Payroll Resurfaces

With all the attention focused on the hot topic of the moment--document management--it's easy to miss a resurgence, or at least a mini-resurgence, in payroll processing for accountants.

Well, it's at least a resurgence in vendors trying to convince accountants that they ought to offer payroll services to their clients.

The payroll business has always been something that accounting firms love or hate. The ones who hate it, claim there's no way to make money on such services. The ones who love it say that it's profitable and that performing a client's payroll binds them to the firm in a way few other services do.

PayCycle, the online provider that always catered to this market, introduced its wholesale payroll processing service this year. ADP introduced its Web-based wholesale offering in June. But the bigger news was that Intuit, which has spent the last few years buying payroll processing companies and then trying to get them to work right, has introduced its QuickBooks payroll services.

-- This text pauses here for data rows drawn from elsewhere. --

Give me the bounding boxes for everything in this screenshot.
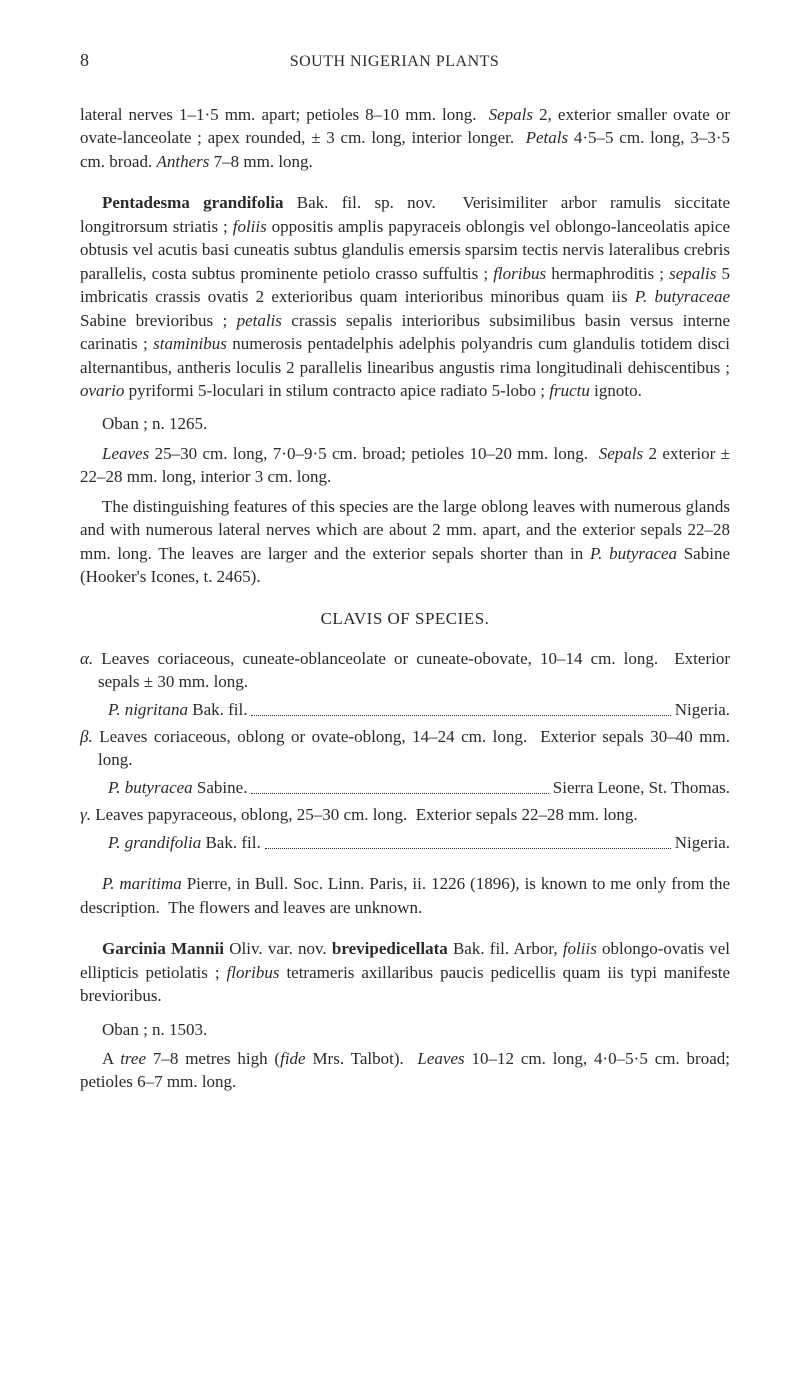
clavis-title: CLAVIS OF SPECIES. — [80, 609, 730, 629]
paragraph-maritima: P. maritima Pierre, in Bull. Soc. Linn. … — [80, 872, 730, 919]
paragraph-distinguishing: The distinguishing features of this spec… — [80, 495, 730, 589]
paragraph-leaves: Leaves 25–30 cm. long, 7·0–9·5 cm. broad… — [80, 442, 730, 489]
paragraph-lateral-nerves: lateral nerves 1–1·5 mm. apart; petioles… — [80, 103, 730, 173]
species-beta: β. Leaves coriaceous, oblong or ovate-ob… — [80, 725, 730, 772]
species-alpha: α. Leaves coriaceous, cuneate-oblanceola… — [80, 647, 730, 694]
species-gamma: γ. Leaves papyraceous, oblong, 25–30 cm.… — [80, 803, 730, 826]
running-title: SOUTH NIGERIAN PLANTS — [59, 53, 730, 71]
species-beta-ref: P. butyracea Sabine. Sierra Leone, St. T… — [80, 776, 730, 799]
paragraph-garcinia: Garcinia Mannii Oliv. var. nov. breviped… — [80, 937, 730, 1007]
paragraph-tree: A tree 7–8 metres high (fide Mrs. Talbot… — [80, 1047, 730, 1094]
species-gamma-ref: P. grandifolia Bak. fil. Nigeria. — [80, 831, 730, 854]
paragraph-oban1: Oban ; n. 1265. — [80, 412, 730, 435]
paragraph-oban2: Oban ; n. 1503. — [80, 1018, 730, 1041]
paragraph-pentadesma: Pentadesma grandifolia Bak. fil. sp. nov… — [80, 191, 730, 402]
species-alpha-ref: P. nigritana Bak. fil. Nigeria. — [80, 698, 730, 721]
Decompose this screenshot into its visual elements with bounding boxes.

During the services introduction, the company claimed to be the biggest payroll processor, ahead of ADP and Paychex. But that was more than a little ingenuous since Intuit is selling software for accountants to use, not doing the processing itself. Still, payroll is the fastest growing segment of Intuit's revenue, and if the company puts some emphasis on marketing this to the millions of QuickBooks users and links them to its ProAdvisors somehow, there's a real potential for accounting firms to substantially increase their market share of the payroll processing business.

There's room to grow since most surveys report that the percentage of businesses using outsourced services has stayed in the mid-20s for several years, despite the attempts to convince companies that performing their own payroll is an onerous business.

It strikes me that there's one other player that could spur growth of payroll. That, of course, is Microsoft, which is reportedly ready to make another run at the low-end accounting marketing with a product that is code-named Magellan. I've felt that Microsoft could probably get some leverage if it could bring a payroll product for accountants to market. Microsoft has already linked Money with PayCycle. It could easily go further.

Will more or the market turn to outsourcing? Perhaps, but then again, maybe all those business just like doing their own payroll.